Il y a trois ans, l’Irlande a pris l’initiative d’une déclaration politique dans laquelle 83 États se sont engagés à éviter l’utilisation d’armes explosives dans les zones peuplées.
Gaza est l’une des zones les plus densément peuplées au monde. Je me demande quand nous verrons des engagements comme celui-ci se traduire en une protection réelle sur le terrain.
Nous devons examiner honnêtement le fossé qui existe entre ce que promet la loi et la réalité que nous constatons. Le droit international humanitaire vise à protéger les civils, à garantir l’accès humanitaire, à protéger ceux qui acheminent l’aide et à réglementer l’utilisation des armes. Dans les territoires palestiniens occupés, comme dans tout conflit armé, ces principes doivent être plus que de simples mots sur le papier.
Nous avons besoin du droit international humanitaire et nous savons qu’il sauve des vies. Comment pouvons-nous rétablir la confiance dans l’idée que même en temps de guerre, il existe des limites ? Comment pouvons-nous passer des engagements des États envers le droit international à une protection réelle des personnes prises dans des conflits armés ? Comment pouvons-nous nous assurer que les États respectent ces responsabilités juridiques et demandent des comptes aux autres ?
Pour ceux d’entre nous qui vivent dans les territoires palestiniens occupés, ce dont nous avons besoin maintenant, c’est d’agir.

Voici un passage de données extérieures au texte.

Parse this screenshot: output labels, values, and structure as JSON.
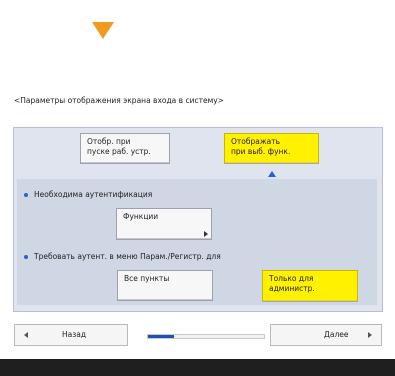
{
  "heading": "<Параметры отображения экрана входа в систему>",
  "display_timing": {
    "option_startup_line1": "Отобр. при",
    "option_startup_line2": "пуске раб. устр.",
    "option_function_line1": "Отображать",
    "option_function_line2": "при выб. функ."
  },
  "auth_required": {
    "label": "Необходима аутентификация",
    "functions_button": "Функции"
  },
  "settings_menu_auth": {
    "label": "Требовать аутент. в меню Парам./Регистр. для",
    "all_items": "Все пункты",
    "admin_only_line1": "Только для",
    "admin_only_line2": "администр."
  },
  "nav": {
    "back": "Назад",
    "next": "Далее",
    "progress_fraction": 0.22
  },
  "colors": {
    "selected": "#fff100",
    "accent": "#2a62c7",
    "arrow": "#f29a1f"
  }
}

Nous avons besoin que les États aient le courage de veiller à ce que les lois destinées à protéger l’humanité en temps de guerre ne soient pas facultatives, mais appliquées.
Dana Abu-Koash est coordinatrice en droit international humanitaire (DIH) auprès de la Société du Croissant-Rouge palestinien, basée à Ramallah, en Cisjordanie. Dana sera aujourd’hui à Dublin pour la conférence de la Croix-Rouge irlandaise et du droit international humanitaire intitulée « Des engagements à l’action : protéger l’humanité en situation de crise ».